Remortgage Data Reveals Strong Demand from Homeowners But Many Wait

There has been a strong demand in remortgage borrowing from homeowners. No doubt the low interest rate deals available have pushed many to action. Yet, the numbers reveal that many are still waiting out the current lending environment, despite the fact that the Bank of England has lowered the standard base rate to the all-time historic low of only 0.1%. Homeowners have the opportunity to save money with a lower interest rate deal, and for many that savings could be substantial.

The recent release of data from LMS shows that while remortgage lending has been sought in higher levels than months past or even before the pandemic lockdown, it is slowing. The level of remortgage lending declined in the final week of June by 12.4% and by 5.5% further in the second week of July. 

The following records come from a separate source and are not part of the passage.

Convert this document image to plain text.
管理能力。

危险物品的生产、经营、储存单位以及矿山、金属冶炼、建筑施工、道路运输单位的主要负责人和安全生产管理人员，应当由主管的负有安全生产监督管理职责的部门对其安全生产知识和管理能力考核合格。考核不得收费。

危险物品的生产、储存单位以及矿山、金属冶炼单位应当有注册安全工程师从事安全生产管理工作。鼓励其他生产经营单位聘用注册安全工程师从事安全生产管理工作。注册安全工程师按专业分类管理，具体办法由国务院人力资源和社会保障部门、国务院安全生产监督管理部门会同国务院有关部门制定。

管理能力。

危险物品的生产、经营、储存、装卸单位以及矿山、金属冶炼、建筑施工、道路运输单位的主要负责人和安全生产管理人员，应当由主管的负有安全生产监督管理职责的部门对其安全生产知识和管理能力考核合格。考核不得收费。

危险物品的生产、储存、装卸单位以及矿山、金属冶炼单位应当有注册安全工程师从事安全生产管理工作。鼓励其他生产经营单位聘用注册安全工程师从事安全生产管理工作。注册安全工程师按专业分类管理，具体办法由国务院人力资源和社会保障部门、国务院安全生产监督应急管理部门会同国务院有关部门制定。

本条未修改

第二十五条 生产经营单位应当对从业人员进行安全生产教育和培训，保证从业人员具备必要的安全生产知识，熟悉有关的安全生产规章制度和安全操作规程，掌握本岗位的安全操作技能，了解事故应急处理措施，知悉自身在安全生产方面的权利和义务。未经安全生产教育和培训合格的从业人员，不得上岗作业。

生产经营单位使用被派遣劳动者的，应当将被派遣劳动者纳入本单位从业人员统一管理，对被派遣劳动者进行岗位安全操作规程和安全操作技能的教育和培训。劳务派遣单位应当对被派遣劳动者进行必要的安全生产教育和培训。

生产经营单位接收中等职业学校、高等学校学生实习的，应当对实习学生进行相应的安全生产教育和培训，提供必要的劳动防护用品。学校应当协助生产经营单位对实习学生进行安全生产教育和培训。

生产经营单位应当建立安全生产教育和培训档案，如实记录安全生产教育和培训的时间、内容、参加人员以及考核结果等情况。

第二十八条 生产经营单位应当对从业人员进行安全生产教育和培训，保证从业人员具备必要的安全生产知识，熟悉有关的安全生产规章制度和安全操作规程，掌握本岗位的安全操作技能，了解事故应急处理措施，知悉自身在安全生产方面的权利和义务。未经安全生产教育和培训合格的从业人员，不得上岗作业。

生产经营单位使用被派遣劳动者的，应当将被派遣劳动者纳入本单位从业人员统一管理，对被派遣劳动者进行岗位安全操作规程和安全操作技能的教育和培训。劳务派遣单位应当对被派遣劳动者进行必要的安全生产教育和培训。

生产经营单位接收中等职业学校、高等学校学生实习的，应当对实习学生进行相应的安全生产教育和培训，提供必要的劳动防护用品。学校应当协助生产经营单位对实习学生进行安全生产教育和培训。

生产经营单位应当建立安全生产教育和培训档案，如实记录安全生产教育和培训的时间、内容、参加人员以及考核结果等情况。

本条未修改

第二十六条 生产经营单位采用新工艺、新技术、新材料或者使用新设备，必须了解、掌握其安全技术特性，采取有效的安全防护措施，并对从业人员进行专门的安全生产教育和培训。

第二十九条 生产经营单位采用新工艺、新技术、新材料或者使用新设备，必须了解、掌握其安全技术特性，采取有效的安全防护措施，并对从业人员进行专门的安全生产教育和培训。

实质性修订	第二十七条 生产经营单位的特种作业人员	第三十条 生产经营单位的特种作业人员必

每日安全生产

This decrease could be attributed to the fact that those homeowners that have had their current mortgage deal end and have been moved to their lender’s standard variable rate (SVR) are quite comfortable on their current interest rate. No matter how comfortable, it is a variable rate and easily fluctuated rate and nowhere secure as a fixed rate remortgage. With the low interest levels now connected to fixed rates it could offer security and peace of mind against the unknowns for our economy and lending market in the months and years ahead.

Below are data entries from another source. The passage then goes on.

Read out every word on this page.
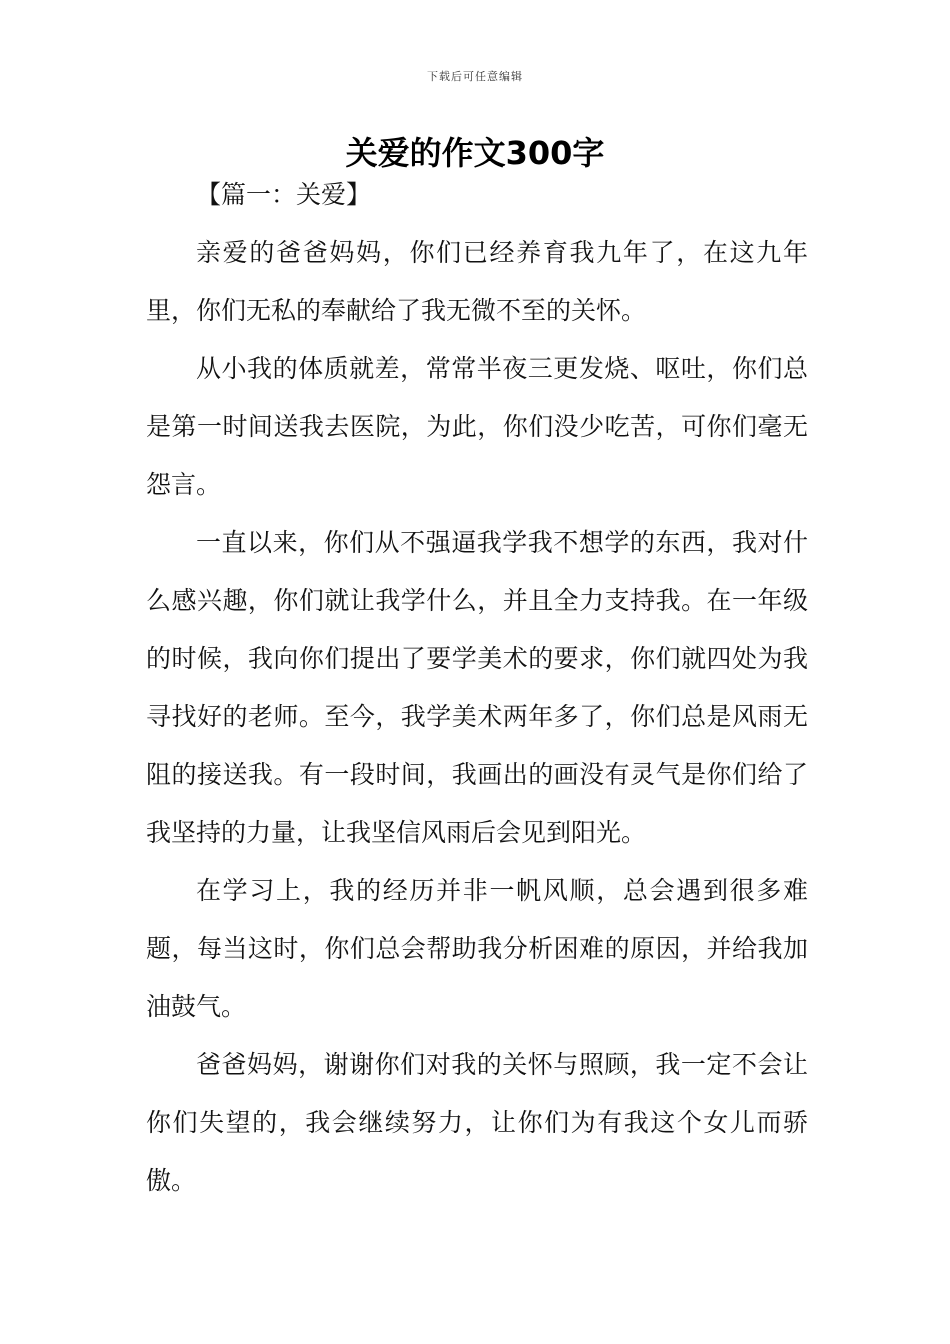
下载后可任意编辑
关爱的作文300字

【篇一：关爱】

亲爱的爸爸妈妈，你们已经养育我九年了，在这九年里，你们无私的奉献给了我无微不至的关怀。

从小我的体质就差，常常半夜三更发烧、呕吐，你们总是第一时间送我去医院，为此，你们没少吃苦，可你们毫无怨言。

一直以来，你们从不强逼我学我不想学的东西，我对什么感兴趣，你们就让我学什么，并且全力支持我。在一年级的时候，我向你们提出了要学美术的要求，你们就四处为我寻找好的老师。至今，我学美术两年多了，你们总是风雨无阻的接送我。有一段时间，我画出的画没有灵气是你们给了我坚持的力量，让我坚信风雨后会见到阳光。

在学习上，我的经历并非一帆风顺，总会遇到很多难题，每当这时，你们总会帮助我分析困难的原因，并给我加油鼓气。

爸爸妈妈，谢谢你们对我的关怀与照顾，我一定不会让你们失望的，我会继续努力，让你们为有我这个女儿而骄傲。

Nick Chadbourne, the CEO of LMS, remarked, “When considering the recent market data, we should consider the bigger picture surrounding the reduced remortgage instruction volumes. The home-moving market is back up and running and is likely to be impacting brokers’ time which now must be split between dealing with both new home buyers and remortgagers.

“The dominance the remortgage market has enjoyed since March is concluding as brokers must focus on assisting clients looking to move in a difficult market, this change is likely impacting the rate and volume which we are seeing new instructions.

“While the decreasing instruction volumes cannot be ignored, they are not yet cause for concern. Typically, we have fewer ERC expiries in the summer, which naturally leads to a slower quarter for instructions.

“In addition, the reduction of 90% and higher LTV products available are reducing the number of borrowers able to remortgage and therefore impacting the number of instructions.”